# Anyone build their own Artwork Matboard Cutter?



## ScottC (Apr 6, 2010)

I'm making a lot of frames for some artwork and some of the mats will not be standard off the shelf. Custom mats can be pretty expensive, too. I've thought about buying mat cutting system in the past but the models I would want run $300-$400.

I was thinking that it's probably not too difficult with the right parts. I would likely use off the shelf cutters but build the rest myself of an assortment of parts.

It seems the key elements are the work surface, the straight edge for the reference, the straight edge for the cutter to run along on, and some sort of hold down for the mat board.

I would like to keep it under $100 or so but would spend more if I end up with something better than I can buy.

I would also consider buying a cheaper used system off of Craigslist or Ebay and then just copying it and making it bigger and better.

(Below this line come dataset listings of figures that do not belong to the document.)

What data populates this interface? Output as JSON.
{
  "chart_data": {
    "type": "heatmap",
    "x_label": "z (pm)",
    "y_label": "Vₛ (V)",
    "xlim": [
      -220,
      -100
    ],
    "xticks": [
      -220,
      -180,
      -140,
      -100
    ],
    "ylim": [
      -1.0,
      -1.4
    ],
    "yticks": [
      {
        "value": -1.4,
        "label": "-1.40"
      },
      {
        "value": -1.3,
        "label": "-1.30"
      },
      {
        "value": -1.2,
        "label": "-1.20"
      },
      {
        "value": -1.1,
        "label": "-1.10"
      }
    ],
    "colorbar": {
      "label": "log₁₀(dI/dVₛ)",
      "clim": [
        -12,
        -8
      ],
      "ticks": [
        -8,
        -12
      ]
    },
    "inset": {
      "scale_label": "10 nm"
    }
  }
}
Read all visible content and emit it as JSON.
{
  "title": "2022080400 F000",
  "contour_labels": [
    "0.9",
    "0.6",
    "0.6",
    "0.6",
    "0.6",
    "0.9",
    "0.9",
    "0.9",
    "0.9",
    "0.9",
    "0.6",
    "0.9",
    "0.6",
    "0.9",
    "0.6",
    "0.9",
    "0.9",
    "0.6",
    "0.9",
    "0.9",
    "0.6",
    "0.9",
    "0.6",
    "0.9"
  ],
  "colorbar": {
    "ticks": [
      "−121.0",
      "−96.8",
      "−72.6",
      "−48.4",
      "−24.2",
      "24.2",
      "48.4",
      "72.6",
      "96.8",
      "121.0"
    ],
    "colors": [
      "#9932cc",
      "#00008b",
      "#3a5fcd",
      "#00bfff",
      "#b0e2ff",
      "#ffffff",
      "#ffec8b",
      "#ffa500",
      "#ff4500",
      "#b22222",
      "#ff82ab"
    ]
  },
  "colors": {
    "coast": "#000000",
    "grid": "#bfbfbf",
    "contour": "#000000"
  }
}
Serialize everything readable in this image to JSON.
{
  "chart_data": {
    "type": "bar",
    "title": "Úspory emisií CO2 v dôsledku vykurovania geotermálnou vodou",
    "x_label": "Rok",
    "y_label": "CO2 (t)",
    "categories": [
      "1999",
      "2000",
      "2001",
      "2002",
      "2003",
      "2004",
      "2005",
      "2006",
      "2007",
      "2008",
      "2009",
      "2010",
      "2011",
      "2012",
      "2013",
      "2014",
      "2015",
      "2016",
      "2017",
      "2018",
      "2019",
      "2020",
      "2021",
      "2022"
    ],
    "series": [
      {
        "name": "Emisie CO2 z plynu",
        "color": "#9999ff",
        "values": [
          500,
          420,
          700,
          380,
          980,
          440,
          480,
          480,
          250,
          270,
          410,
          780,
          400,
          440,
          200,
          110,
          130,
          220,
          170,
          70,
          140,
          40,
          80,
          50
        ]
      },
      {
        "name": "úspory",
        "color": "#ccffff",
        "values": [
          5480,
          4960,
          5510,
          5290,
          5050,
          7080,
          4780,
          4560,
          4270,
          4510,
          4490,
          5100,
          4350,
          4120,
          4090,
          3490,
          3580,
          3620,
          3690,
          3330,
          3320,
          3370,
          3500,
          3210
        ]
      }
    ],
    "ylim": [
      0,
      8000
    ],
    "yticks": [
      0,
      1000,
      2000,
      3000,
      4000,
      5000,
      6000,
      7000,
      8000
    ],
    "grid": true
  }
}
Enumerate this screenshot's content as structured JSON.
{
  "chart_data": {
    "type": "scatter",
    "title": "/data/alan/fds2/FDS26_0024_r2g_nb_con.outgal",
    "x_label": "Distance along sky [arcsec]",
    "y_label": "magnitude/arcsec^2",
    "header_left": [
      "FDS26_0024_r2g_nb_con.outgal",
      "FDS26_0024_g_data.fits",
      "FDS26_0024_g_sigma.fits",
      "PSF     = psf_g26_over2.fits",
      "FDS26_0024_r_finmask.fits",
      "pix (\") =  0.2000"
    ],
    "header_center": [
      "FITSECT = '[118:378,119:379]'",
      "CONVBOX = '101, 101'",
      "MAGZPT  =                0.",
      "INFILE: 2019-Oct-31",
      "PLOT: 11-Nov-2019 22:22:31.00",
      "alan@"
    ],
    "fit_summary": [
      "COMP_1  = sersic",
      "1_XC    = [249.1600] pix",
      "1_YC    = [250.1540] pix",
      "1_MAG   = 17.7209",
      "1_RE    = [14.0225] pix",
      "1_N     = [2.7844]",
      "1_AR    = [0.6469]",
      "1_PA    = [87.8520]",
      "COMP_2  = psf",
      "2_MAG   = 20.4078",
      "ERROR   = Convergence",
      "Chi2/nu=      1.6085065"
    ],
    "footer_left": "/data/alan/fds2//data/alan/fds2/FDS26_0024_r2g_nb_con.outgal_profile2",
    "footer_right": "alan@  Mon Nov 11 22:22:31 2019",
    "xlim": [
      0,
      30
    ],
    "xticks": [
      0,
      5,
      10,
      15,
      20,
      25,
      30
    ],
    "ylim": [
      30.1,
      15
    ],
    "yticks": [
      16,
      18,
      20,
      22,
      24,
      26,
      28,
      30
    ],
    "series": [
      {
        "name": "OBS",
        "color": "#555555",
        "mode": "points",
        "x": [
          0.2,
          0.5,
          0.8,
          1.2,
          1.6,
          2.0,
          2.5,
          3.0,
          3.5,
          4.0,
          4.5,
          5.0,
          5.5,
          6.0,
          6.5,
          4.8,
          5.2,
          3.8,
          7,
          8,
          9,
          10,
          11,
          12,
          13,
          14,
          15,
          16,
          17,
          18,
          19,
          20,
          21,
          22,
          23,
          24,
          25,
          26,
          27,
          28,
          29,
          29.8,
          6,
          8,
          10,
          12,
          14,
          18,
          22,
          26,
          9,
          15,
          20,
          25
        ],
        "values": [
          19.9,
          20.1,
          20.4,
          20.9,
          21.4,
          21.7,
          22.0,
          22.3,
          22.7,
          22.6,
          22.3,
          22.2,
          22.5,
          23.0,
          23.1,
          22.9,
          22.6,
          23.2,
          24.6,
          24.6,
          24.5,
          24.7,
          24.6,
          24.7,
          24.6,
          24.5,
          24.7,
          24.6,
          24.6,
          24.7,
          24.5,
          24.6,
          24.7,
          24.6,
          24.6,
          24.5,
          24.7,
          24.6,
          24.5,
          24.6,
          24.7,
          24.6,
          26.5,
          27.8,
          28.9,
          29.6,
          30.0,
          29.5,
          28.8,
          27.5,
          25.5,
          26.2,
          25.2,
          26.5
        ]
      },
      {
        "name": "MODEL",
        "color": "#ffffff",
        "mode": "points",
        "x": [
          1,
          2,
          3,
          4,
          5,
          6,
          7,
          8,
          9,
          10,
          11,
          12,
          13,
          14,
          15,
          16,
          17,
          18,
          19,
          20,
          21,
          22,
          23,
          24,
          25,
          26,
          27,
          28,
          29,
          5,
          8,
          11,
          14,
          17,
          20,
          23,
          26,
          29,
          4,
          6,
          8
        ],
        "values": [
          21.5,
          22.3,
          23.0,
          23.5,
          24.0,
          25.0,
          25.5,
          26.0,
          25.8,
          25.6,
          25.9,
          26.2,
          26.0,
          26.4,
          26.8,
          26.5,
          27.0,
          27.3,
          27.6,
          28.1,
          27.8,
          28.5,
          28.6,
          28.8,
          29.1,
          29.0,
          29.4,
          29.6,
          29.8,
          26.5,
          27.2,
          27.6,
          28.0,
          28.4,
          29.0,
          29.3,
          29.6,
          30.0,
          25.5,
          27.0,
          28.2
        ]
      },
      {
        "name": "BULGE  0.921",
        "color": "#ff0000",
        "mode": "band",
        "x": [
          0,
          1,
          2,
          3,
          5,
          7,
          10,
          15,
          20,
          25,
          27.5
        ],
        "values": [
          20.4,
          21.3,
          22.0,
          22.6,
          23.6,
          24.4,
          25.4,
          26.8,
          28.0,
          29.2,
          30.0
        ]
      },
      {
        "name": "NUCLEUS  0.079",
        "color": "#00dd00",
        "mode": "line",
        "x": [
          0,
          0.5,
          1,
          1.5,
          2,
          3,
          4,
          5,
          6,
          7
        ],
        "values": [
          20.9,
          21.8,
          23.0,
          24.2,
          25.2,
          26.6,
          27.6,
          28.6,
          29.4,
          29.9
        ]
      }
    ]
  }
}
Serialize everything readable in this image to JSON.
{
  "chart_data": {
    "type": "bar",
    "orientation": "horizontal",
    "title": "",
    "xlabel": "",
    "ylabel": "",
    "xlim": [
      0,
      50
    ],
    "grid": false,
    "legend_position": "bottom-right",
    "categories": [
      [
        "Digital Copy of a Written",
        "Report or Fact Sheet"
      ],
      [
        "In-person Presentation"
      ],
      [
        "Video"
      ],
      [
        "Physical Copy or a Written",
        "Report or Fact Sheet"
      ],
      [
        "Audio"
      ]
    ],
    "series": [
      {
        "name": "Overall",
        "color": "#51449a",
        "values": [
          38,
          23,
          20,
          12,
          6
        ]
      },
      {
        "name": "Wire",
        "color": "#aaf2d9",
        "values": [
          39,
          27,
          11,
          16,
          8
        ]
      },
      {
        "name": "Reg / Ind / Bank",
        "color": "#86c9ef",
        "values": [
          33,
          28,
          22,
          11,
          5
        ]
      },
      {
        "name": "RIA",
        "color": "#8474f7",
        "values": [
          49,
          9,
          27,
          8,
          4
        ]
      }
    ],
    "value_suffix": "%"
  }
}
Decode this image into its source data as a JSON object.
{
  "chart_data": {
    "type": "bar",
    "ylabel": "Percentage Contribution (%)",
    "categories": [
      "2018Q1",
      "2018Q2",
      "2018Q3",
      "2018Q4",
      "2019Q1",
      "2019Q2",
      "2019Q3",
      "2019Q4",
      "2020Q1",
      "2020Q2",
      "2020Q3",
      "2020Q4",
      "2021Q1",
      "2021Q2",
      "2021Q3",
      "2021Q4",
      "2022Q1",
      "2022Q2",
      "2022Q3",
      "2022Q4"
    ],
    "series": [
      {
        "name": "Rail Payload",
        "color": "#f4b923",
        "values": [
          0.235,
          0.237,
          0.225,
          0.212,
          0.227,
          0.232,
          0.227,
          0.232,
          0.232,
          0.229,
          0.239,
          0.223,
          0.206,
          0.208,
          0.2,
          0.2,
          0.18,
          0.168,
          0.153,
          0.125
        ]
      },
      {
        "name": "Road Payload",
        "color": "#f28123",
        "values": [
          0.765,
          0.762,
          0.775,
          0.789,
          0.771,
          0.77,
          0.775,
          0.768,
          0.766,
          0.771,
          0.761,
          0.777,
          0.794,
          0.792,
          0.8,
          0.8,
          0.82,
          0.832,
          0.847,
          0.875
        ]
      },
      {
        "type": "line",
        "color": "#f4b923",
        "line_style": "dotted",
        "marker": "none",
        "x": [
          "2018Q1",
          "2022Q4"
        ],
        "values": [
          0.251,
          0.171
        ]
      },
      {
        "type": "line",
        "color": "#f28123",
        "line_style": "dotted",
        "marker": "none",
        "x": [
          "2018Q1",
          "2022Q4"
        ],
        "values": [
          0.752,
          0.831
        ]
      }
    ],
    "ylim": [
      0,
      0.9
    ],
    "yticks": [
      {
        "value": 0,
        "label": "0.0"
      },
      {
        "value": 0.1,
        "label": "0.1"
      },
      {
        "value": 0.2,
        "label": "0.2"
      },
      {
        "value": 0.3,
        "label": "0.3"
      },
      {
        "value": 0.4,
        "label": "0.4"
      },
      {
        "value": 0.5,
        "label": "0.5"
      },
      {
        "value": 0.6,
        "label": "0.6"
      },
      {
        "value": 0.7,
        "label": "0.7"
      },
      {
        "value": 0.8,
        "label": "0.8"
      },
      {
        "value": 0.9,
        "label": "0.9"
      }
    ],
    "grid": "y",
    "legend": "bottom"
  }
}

Anyway, if anyone has done this and can share some info and advice or can point me to some references, I would appreciate it! Thanks!


----------



## FatherHooligan (Mar 27, 2008)

That could be an interesting build. Mat board can be pretty tough to cut cleanly so the cutter frame would have to be very stiff.


----------



## ScottC (Apr 6, 2010)

I haven't been able to find much info on building one. I think now I'm leaning towards buying something like the Logan 450-1 to use and learn on now and get an idea for whether building one will even be necessary.

I honestly probably don't really have time to build one but after some research, I think this one will do. I did look at the models at local big box crafts stores and they seemed kind of flimsy and cost more than what I can get the 450 for online.


----------